また、川合式強健術の創始者・肥田春充氏と協同して「国民体育教範」を完成し、「国民皆医運動」として指導にあたられました。
詩の創作については、今回展示している第一詩集『大君の詩』、第三詩集『美はしの苑』などを刊行されています。また、今回の展示では、内蔵吉さんの原稿のコピーも展示しています。
平田オリザさんの大叔父の晋策(しんさく)さんは、内蔵吉さんの三歳下の弟です。幕末長州藩の尊穣派志士で、明治維新への道をひらいた一代の英傑・高杉晋作にちなんで名付けられました。

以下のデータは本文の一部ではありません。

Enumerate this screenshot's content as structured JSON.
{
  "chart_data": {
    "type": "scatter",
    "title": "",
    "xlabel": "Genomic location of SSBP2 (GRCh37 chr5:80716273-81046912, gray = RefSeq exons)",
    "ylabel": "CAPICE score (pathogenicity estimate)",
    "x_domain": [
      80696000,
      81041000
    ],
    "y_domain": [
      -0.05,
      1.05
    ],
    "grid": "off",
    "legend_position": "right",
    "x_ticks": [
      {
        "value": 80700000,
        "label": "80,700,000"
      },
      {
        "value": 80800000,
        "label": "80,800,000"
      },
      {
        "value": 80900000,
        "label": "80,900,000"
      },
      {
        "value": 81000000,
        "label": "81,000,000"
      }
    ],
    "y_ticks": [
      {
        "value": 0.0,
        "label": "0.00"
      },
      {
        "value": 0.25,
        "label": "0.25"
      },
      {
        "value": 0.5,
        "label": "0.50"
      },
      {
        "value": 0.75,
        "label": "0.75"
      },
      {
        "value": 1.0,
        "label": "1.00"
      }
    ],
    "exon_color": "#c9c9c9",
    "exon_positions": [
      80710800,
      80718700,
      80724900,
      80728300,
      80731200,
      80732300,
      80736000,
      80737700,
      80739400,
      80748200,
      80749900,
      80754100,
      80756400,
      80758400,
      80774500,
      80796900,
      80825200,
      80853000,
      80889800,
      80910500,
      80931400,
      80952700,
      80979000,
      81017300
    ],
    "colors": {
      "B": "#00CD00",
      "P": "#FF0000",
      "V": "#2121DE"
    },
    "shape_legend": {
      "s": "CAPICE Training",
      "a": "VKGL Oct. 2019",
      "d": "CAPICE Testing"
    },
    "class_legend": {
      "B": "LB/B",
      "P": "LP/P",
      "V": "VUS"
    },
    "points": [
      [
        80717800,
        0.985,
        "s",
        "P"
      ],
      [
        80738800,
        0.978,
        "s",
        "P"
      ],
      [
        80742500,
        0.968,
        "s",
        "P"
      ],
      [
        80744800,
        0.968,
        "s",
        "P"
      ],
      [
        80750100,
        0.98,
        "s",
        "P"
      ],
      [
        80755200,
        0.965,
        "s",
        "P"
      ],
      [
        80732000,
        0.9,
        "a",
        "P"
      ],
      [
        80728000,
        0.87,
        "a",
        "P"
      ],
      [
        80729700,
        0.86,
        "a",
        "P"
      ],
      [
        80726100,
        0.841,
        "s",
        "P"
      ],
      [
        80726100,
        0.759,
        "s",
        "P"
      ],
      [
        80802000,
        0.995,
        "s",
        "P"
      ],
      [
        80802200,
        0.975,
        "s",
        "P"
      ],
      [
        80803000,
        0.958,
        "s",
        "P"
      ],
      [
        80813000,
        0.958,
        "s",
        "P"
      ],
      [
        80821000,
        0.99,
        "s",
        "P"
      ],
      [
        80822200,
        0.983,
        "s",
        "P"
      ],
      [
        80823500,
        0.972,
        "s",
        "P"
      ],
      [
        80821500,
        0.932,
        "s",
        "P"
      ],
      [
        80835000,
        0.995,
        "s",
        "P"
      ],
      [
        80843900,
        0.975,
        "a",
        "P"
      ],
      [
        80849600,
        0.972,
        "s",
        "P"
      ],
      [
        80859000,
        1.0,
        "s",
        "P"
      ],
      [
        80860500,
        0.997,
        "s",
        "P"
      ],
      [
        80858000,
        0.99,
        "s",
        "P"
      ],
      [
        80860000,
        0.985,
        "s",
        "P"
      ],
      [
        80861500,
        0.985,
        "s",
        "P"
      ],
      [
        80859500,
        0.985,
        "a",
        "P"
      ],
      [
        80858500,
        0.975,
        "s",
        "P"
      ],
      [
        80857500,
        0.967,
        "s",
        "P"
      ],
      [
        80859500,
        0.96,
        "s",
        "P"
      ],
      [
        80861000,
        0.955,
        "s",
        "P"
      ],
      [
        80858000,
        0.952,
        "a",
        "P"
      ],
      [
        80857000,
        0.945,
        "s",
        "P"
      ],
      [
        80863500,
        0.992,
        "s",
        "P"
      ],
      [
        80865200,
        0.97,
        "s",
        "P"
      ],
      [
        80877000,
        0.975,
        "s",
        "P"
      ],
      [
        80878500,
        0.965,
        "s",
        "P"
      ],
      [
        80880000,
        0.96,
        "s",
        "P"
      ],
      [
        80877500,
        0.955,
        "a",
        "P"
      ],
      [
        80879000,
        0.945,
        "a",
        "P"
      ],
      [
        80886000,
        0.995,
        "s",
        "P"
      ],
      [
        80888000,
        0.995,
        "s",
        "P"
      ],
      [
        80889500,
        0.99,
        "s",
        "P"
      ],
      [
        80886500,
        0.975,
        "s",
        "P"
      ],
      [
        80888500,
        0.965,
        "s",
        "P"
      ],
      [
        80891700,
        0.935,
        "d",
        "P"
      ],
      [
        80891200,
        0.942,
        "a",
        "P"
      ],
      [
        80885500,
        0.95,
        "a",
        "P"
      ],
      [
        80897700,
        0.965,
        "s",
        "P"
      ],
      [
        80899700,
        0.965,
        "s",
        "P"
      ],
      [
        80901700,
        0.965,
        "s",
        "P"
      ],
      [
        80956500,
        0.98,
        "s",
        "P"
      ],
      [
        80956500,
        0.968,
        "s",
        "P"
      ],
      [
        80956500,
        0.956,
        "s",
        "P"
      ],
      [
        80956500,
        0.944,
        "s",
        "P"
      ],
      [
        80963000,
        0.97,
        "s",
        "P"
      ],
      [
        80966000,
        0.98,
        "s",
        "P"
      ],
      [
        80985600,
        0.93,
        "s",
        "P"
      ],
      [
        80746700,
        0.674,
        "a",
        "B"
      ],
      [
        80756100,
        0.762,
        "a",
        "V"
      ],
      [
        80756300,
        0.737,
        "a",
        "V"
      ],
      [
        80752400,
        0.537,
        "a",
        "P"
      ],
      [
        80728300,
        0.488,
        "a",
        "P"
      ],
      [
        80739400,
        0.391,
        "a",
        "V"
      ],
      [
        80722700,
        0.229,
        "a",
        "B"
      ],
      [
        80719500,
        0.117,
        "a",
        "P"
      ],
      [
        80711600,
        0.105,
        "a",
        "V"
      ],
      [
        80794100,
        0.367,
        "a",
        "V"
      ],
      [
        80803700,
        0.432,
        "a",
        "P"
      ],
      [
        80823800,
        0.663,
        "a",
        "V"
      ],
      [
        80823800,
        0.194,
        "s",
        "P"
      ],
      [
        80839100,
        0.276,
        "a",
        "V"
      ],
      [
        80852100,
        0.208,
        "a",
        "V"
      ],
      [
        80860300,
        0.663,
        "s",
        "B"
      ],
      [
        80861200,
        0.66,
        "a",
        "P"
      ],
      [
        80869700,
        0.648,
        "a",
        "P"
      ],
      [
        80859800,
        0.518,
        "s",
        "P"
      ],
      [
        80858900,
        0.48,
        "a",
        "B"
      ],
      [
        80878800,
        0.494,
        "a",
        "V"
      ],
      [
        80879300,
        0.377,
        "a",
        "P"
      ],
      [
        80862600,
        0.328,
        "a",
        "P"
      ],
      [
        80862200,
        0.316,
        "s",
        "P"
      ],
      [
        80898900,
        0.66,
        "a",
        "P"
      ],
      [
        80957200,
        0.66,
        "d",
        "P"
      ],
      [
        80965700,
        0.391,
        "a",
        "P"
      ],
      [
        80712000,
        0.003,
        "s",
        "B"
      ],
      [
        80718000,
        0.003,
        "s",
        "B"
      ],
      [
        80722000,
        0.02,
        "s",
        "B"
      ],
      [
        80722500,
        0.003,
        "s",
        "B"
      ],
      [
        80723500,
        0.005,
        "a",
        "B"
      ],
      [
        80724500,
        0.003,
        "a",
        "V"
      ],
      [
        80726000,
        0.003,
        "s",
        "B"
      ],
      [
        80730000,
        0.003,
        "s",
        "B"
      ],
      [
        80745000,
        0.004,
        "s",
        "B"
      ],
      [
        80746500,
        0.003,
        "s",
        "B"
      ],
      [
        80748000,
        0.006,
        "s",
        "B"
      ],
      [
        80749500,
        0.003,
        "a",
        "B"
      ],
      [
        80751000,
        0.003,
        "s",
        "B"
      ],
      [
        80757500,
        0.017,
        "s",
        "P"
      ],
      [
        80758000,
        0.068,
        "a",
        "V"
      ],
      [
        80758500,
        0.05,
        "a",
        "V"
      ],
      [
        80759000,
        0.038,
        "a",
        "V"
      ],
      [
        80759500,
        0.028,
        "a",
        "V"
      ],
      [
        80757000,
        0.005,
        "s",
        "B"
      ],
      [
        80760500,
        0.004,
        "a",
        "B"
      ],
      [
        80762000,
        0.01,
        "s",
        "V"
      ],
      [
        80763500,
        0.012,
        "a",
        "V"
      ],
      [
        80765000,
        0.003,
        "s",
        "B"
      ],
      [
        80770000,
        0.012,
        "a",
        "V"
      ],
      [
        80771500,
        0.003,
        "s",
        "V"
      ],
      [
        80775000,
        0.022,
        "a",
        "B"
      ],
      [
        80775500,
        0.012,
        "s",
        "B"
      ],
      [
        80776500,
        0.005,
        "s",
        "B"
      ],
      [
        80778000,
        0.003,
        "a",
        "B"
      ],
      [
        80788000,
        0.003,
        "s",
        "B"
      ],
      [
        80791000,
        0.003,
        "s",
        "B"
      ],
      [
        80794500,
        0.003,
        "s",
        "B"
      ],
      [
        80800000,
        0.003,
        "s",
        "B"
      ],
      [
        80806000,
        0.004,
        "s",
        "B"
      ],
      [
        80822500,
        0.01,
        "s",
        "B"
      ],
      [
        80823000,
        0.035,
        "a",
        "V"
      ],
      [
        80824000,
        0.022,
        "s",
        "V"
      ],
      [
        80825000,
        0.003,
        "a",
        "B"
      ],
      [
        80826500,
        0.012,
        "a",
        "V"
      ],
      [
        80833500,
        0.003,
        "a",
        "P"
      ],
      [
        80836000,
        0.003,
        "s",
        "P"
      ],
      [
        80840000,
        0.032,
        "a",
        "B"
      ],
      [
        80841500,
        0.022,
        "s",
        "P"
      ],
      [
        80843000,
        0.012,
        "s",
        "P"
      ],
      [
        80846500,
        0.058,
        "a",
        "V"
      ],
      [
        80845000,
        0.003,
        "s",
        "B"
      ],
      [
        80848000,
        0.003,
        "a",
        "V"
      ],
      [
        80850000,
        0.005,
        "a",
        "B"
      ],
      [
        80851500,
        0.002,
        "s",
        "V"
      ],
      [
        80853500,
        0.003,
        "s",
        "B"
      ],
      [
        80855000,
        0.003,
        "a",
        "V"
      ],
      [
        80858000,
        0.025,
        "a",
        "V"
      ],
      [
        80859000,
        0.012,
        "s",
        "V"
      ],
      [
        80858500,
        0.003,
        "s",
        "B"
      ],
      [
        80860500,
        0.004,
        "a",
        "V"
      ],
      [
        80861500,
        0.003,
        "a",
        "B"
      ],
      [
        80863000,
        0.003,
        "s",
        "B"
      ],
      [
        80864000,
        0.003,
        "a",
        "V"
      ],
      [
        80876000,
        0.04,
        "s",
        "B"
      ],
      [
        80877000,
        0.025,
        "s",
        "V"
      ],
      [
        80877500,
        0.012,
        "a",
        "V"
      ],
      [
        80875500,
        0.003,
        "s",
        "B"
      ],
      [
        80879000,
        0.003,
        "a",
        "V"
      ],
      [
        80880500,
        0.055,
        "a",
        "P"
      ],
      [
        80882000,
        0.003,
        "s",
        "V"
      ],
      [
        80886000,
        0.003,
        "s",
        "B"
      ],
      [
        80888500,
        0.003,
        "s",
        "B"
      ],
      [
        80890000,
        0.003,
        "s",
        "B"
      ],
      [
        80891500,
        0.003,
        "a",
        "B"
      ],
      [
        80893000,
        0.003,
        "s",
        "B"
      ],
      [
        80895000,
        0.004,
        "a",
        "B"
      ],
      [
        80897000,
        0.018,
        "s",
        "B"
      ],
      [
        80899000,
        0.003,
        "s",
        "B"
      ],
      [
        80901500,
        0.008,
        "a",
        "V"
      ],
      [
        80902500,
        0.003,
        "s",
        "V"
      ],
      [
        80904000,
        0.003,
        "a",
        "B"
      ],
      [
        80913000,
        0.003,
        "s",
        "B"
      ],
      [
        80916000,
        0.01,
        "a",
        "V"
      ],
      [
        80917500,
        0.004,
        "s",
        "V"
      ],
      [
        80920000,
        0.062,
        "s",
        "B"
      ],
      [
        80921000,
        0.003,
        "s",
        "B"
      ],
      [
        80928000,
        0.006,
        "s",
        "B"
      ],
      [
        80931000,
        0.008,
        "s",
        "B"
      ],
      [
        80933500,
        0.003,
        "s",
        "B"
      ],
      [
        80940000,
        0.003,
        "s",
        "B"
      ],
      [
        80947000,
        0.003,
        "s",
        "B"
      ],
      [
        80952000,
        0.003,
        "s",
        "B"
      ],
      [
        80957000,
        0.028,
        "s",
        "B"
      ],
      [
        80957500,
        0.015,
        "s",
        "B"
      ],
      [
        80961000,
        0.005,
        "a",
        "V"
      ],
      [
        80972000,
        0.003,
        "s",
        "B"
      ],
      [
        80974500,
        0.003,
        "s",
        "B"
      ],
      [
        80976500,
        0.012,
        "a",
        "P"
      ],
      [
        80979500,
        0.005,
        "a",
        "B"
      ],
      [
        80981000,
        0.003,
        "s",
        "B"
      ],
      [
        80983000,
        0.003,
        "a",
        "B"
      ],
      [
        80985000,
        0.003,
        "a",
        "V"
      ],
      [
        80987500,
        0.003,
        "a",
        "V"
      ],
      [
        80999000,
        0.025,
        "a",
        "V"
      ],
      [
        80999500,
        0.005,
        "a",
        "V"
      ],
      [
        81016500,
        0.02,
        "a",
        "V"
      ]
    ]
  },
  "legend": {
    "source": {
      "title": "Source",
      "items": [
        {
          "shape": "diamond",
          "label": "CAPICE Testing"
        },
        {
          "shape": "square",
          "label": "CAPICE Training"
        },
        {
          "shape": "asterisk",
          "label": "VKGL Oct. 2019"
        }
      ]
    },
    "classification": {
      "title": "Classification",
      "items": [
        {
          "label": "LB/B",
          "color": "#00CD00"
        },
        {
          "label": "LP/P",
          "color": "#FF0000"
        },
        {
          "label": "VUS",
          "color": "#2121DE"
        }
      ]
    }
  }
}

晋策さんは、少年誌に子ども向けの軍事小説を書き、軍事評論家としても一世を風靡しました。小学6年生の時の成績は、上中下の三段階評価で、修身、国語、算術、日本歴史、地理、理科、図画、唱歌、手工、操行はすべて上で、体操だけが中だった、とのことで、今回の展示では、そのことがうかがえる通知簿などを展示しています。龍野中学に入学後、教科課程が進むにつれて、文科系の課目に興味をもつ一方で、理数系の課目を毛嫌いし、やがて代数、幾何などの勉強は全く放棄してしまったそうです。
上京し訪ねたのが、愛読していた小説家の菊池寛さんの邸宅でした。そのときの様子が、菊池寛さんの短篇作品「ある青年」に書かれています。その後、記者などを経て執筆活動を行います。
昭和5(1930)年、駐日米国大使ウィリアム・キャッスルと会見し、そのインタビュー記事によって一層有名となり、海軍軍令部次長・末次信正中将から資金援助をうけるようになりました。軍事評論家として精力的に評論を執筆・展開し、具体的なデータをあげた戦力の分析や雄弁調の論説が買われ、少年誌から軍事読み物の依頼が殺到した、とのことです。作品の特徴は、それまで荒唐無稽だった軍事小説に、リアリティのあるSF的な要素を加えた点にあった、とオリザさんは言われています。